In 1963, with Richard Roud, he co-founded the New York Film Festival, and served as its program director until 1968. In 1973, Vogel started the Annenberg Cinematheque at the University of Pennsylvania and was eventually given a Chair for film studies at the Annenberg School for Communication, where he taught and lectured for two decades. He wrote a children's book, How Little Lori Visited Times Square, published in 1963 with illustrations by Maurice Sendak.
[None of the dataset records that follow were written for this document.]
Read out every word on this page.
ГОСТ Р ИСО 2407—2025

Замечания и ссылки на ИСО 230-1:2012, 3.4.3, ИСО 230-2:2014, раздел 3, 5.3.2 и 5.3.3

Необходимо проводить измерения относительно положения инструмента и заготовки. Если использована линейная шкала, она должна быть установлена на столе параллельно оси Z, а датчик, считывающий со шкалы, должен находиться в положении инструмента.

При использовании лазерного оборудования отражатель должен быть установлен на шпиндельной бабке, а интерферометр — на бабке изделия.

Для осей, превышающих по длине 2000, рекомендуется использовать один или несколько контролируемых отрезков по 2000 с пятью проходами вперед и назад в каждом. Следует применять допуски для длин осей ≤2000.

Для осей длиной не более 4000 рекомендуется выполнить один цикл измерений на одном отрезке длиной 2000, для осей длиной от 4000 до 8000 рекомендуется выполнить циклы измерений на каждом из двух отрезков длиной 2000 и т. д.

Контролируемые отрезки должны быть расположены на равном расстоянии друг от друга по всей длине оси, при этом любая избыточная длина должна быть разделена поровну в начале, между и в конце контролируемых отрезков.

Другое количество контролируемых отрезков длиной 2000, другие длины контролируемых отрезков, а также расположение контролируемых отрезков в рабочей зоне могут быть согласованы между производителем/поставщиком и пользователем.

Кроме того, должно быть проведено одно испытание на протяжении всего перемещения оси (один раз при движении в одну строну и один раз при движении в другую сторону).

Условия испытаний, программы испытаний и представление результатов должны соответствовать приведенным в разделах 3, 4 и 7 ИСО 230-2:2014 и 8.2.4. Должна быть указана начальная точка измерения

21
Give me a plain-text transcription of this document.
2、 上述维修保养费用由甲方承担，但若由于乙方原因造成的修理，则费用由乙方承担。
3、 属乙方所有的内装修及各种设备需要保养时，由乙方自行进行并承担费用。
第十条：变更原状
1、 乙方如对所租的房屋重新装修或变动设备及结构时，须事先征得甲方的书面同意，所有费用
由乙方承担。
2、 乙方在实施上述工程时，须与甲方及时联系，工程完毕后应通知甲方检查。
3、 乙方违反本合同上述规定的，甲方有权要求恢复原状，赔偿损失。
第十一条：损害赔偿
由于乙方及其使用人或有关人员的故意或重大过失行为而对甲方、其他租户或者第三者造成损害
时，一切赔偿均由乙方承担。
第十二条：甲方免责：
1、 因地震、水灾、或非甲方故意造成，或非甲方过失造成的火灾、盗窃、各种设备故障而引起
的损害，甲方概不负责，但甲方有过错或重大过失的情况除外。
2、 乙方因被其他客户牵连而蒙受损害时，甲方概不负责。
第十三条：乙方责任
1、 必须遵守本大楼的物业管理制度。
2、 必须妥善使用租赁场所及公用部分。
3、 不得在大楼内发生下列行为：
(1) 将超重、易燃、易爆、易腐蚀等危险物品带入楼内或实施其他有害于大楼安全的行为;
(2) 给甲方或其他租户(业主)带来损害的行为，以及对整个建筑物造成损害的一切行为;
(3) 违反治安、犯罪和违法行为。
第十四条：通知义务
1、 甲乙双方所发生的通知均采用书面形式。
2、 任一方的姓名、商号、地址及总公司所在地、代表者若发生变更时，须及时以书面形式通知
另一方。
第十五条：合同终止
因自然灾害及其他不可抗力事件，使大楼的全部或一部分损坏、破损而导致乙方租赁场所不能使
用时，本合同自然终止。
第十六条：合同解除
Vogel participated in the documentary In the Mirror of Maya Deren (2003) by Martina Kudlácek. In 2014, a collection of his writings was published by the Austrian Film Museum. On the initiative of his sons, Steven and Loring, the private library of Amos Vogel has been transferred to the Austrian Film Museum. Since 2019, the Amos Vogel Library, a stock of more than 8,000 books, is available online. Both Columbia University and the Wisconsin Center for Film and Theater Research also hold material relating to Vogel and Cinema 16.

==Death==
Vogel died aged 91, on April 24 2012 in New York City, of kidney failure.

==Work==
- Film as a Subversive Art (1974)
- Be Sand, Not Oil: The Life and Work of Amos Vogel, FilmmuseumSynemaPublikationen Vol. 24, Vienna: SYNEMA - Gesellschaft für Film und Medien, 2014 (edited by Paul Cronin).

==Films about Vogel==
- Film as a Subversive Art: Amos Vogel and Cinema 16, Paul Cronin, UK, 2003; 56m.